Because The Cattle Killing, John Edgar Wideman’s first work of
fiction in six years, is about loss – loss of life, loss of faith, loss
of hope, innocence and direction – it seems only fitting that this
review should begin like the book, with a metaphorical slaughtering.
The final determination – what might have been hoped for at the
outset of this novel, what might have become of all its potential and
power – is virtually D.O.A. The narration, though intermittently
brilliant, is frequently oblique and clumsily passed from speaker to
speaker. Add to this the author’s confusion of tense and person, and
you have a work of fiction that is consummately frustrating and doomed
to self-destruct.
Nevertheless, The Cattle Killing is a chillingly pretty corpse – a
poetic, gutsy, and penetrating piece of prose that, like one of the
characters who chimerically passes through it, drowns itself. But
before disposing of the carcass, let’s examine it.
To say that book is not illuminating, intriguing fiction would be a
lie. Set primarily in the Philadelphia area of both the present and
eighteenth centuries, this multifaceted tale includes recollections
from lives spent in Africa and Europe.
The first voice shared is that of a middle-aged African American, a
successful novelist revisiting the Philadelphia ghetto of his youth.
While trekking through the still-mean city streets to visit his
estranged father and share with him his latest novel, this author’s
somber reflections center on the sad state of affairs that have caused
inner-city Black youth to wreak havoc on each other though one brutal,
futile killing after another. This opening coupled with the book’s
title suggest that whatever comes next, some allusion will be drawn to
connect the senselessness of Black-on-Black crime to the carnage of
animal butchery:
“Shoot. Chute. Black boys shoot each other. Murder themselves.
Shoot. Chute. Panicked cattle funneled down the killing chute, nose
pressed into the drippy ass of the one ahead. Shitting and pissing all
over themselves because finally, too late, they understand. Understand
whose skull is split by the ax at the end of the tunnel.”

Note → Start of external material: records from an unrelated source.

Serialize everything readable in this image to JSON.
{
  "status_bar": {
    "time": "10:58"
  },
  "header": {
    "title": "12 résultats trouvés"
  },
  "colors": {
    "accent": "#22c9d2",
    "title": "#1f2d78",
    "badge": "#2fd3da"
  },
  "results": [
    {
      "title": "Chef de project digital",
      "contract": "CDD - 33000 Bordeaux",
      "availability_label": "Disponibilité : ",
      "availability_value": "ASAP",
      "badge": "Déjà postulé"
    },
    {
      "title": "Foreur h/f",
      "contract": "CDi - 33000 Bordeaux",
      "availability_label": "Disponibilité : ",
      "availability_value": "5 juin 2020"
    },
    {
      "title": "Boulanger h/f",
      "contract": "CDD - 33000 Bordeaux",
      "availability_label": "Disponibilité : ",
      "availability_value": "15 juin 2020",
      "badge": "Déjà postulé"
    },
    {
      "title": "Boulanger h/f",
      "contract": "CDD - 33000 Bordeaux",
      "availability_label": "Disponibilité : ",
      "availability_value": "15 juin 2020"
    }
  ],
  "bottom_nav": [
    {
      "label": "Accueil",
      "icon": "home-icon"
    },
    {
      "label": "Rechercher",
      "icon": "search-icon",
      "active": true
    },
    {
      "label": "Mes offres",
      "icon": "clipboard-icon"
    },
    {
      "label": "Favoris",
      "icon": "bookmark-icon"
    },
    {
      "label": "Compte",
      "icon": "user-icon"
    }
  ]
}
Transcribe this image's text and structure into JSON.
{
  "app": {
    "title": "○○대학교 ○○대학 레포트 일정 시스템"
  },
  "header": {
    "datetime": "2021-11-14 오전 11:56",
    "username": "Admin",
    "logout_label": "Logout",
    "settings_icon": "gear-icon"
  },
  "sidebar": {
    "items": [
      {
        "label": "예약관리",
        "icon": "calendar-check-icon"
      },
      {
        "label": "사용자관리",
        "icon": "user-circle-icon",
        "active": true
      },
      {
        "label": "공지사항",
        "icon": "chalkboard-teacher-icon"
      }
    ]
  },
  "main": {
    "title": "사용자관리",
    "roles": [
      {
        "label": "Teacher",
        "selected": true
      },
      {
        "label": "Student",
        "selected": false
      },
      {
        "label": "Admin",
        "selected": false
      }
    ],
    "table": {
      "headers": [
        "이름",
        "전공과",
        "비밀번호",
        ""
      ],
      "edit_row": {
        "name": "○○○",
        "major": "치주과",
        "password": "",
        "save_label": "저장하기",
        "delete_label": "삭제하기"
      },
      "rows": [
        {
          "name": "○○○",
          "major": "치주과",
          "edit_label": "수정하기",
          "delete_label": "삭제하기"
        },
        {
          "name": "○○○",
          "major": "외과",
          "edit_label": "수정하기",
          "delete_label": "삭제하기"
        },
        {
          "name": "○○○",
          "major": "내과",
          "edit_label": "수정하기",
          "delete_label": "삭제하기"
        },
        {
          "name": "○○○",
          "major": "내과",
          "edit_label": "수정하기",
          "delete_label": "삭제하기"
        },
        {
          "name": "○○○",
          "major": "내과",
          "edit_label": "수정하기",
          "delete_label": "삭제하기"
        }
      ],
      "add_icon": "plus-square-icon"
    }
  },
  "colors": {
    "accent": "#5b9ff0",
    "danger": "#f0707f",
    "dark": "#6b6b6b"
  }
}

The torch immediately passes from these contemporary musings to
plague-ridden eighteenth-century Philadelphia. There, a young Black
itinerant preacher – a former slave given to fits, fainting spells, and
visions – is reduced to vagrancy after his congregation of freed
Africans is decimated by a racist mob. Narrating his tale to an
unidentified listener, he speaks of the terrible destruction wrought by
the plague – apparently yellow fever, common to that era – and of his
vain efforts to save victims and souls alike in its wake.